Penyebab lain adalah merokok. Zat kimia dalam rokok bisa merusak dinding pembuluh darah dan menyebabkan pembuluh darah menyempit. Sementara konsumsi garam (sodium) terlalu banyak menyebabkan lebih banyak air terserap aliran darah.
Hal itu mengakibatkan volume dan tekanan pada dinding pembuluh darah bertambah sehingga terjadi hipertensi. Hal yang sama terjadi jika ada defisiensi kalium yang berfungsi menyeimbangkan kadar sodium dalam sel tubuh.

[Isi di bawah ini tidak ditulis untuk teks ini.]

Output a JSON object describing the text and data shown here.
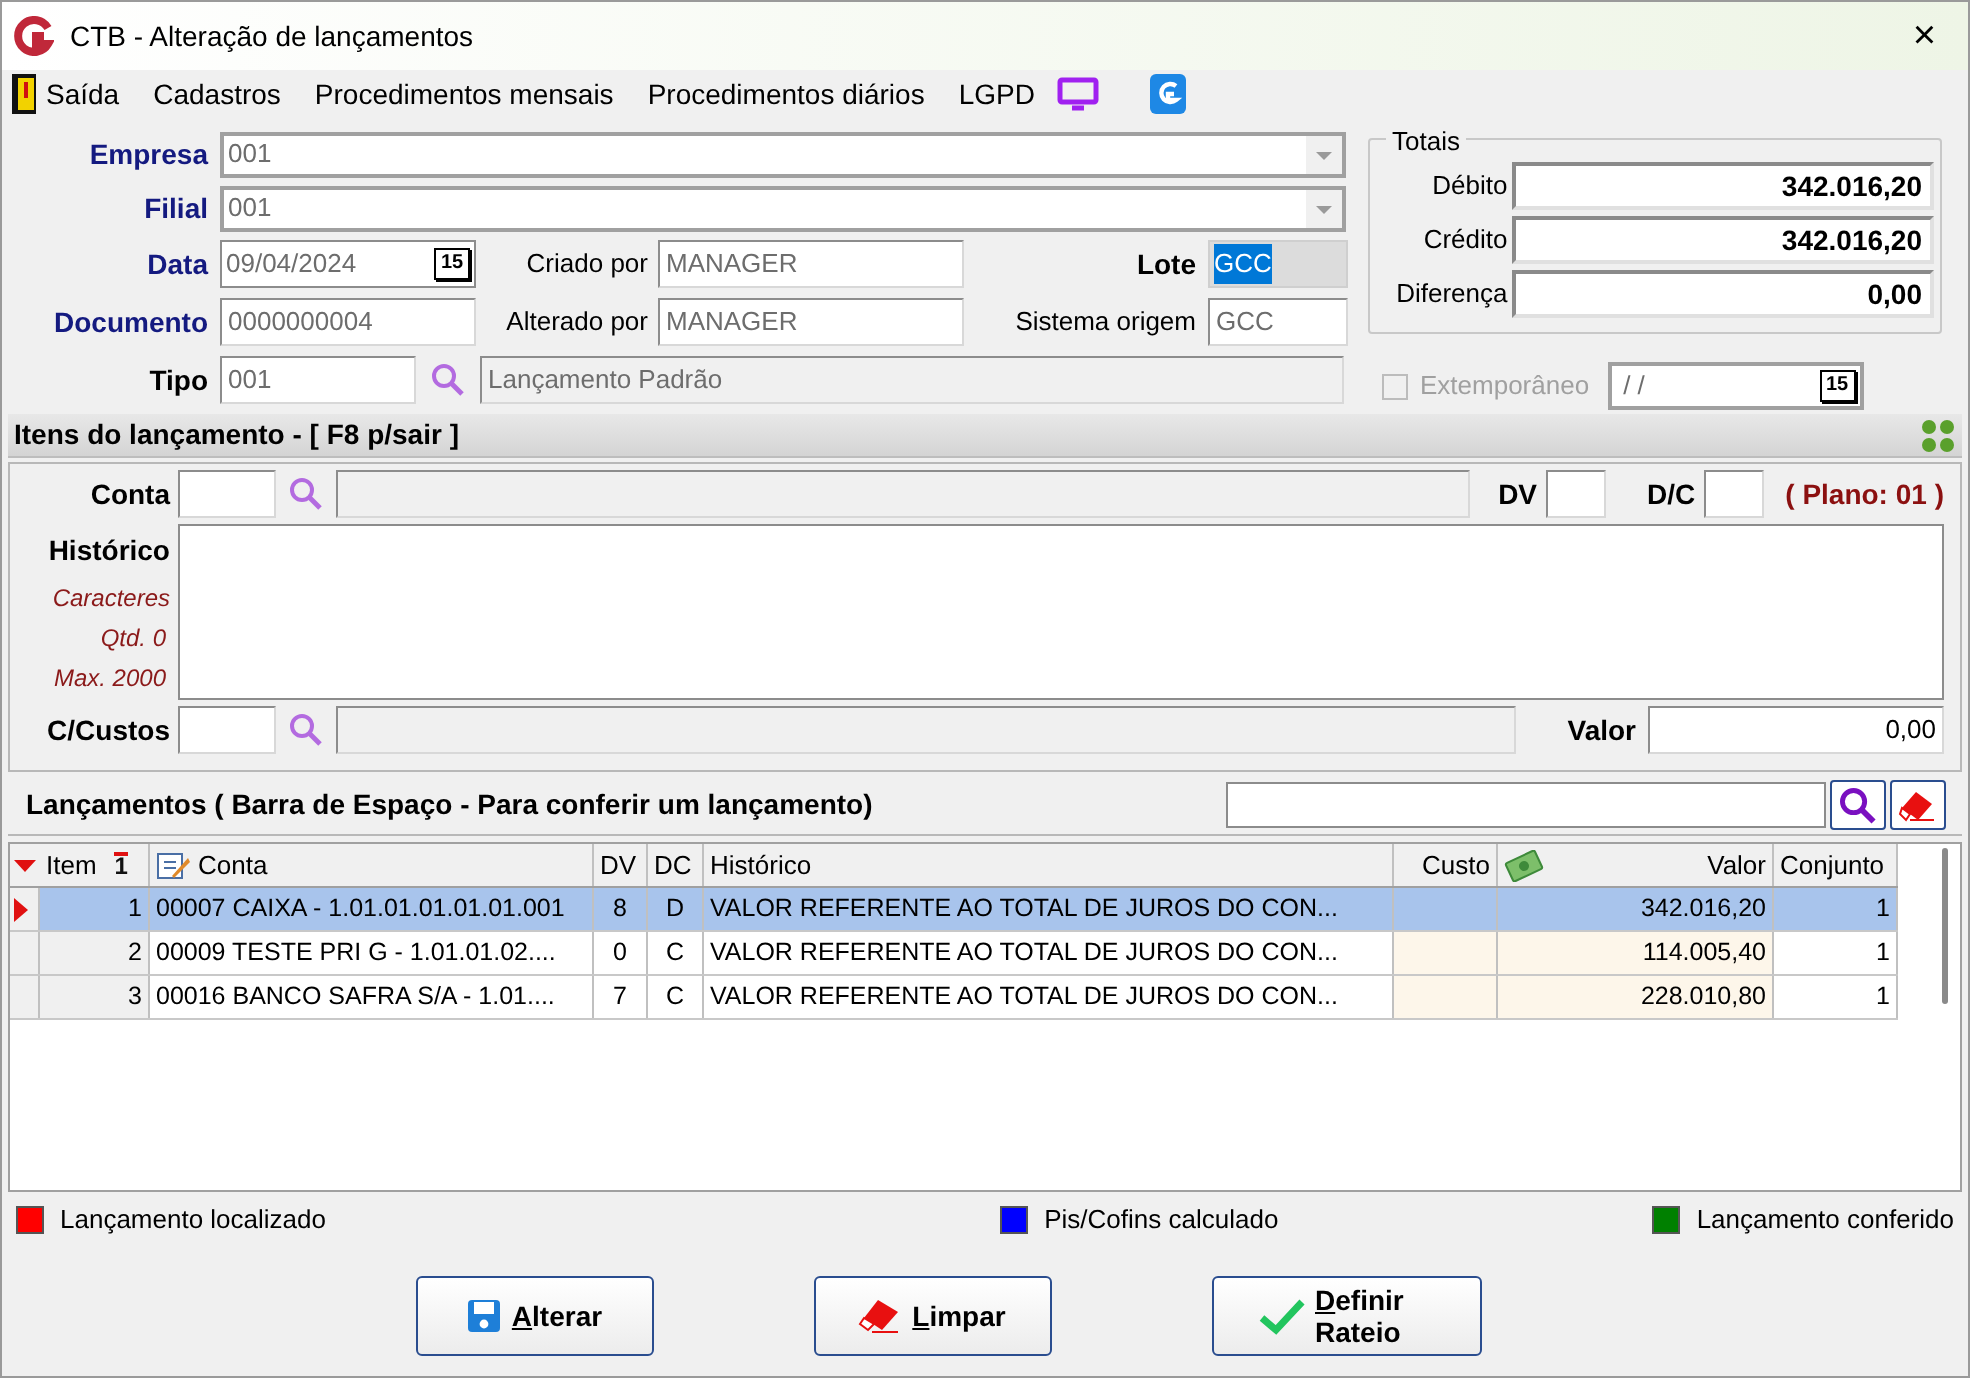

Penyakit kronis, seperti gangguan fungsi ginjal, diabetes, gangguan tiroid, dan gangguan tidur di mana pernapasan sering terhenti (sleep apnea) juga menjadi penyebab hipertensi.
Konsumsi obat-obatan tertentu, di antaranya, obat kontrasepsi, obat batuk pilek, pelega pernapasan, dan penghilang rasa sakit, bisa memicu hipertensi. Demikian juga penyalahgunaan zat adiktif seperti kokain dan amfetamin.
Organisasi Kesehatan Dunia (WHO) memperkirakan, 1,13 miliar penduduk dunia mengidap hipertensi. Dua pertiga jumlah itu tinggal di negara berkembang dan negara miskin. Namun, lebih dari 50 persen penderita tidak menyadari kondisinya.
Karena itu, Liga Hipertensi Dunia (WHL), yang saat ini beranggotakan 60 organisasi hipertensi dari seluruh dunia, sejak tahun 2005 menginisiasi kampanye untuk meningkatkan kesadaran terhadap hipertensi dan dampaknya setiap tanggal 17 Mei.
Tema Hari Hipertensi Dunia (WHD) tahun ini adalah ”Measure Your Blood Pressure, Control It, Live Longer”, yakni imbauan untuk mengukur tekanan darah dan mengendalikan hipertensi sehingga bisa hidup lebih lama.
Di Indonesia, Riset Kesehatan Dasar (Riskesdas) tahun 2018 mencatat, 63,3 juta orang atau 34,1 persen penduduk di Indonesia menderita hipertensi. Dari jumlah tersebut, hanya 8,8 persen terdiagnosis hipertensi dan hanya 54,4 persen dari yang terdiagnosis hipertensi rutin minum obat. Angka kematian di Indonesia akibat hipertensi 427.218 kematian.
Terkait pandemi Covid-19, karena harus di rumah saja, orang tidak banyak melakukan aktivitas fisik. Bisa jadi berat badan pun bertambah. Pola tidur yang terganggu, cemas, dan stres karena khawatir kehilangan pekerjaan atau pendapatan merosot tajam juga dapat memicu hipertensi.
Untuk mengatasi hipertensi, bisa diterapkan gaya hidup dan pola makan sehat. Mengonsumsi makanan alami, banyak serat, mengurangi garam (rekomendasi AHA, maksimum 1 sendok teh atau 2.300 mg per hari), memperbanyak aktivitas fisik, dan mengelola stres.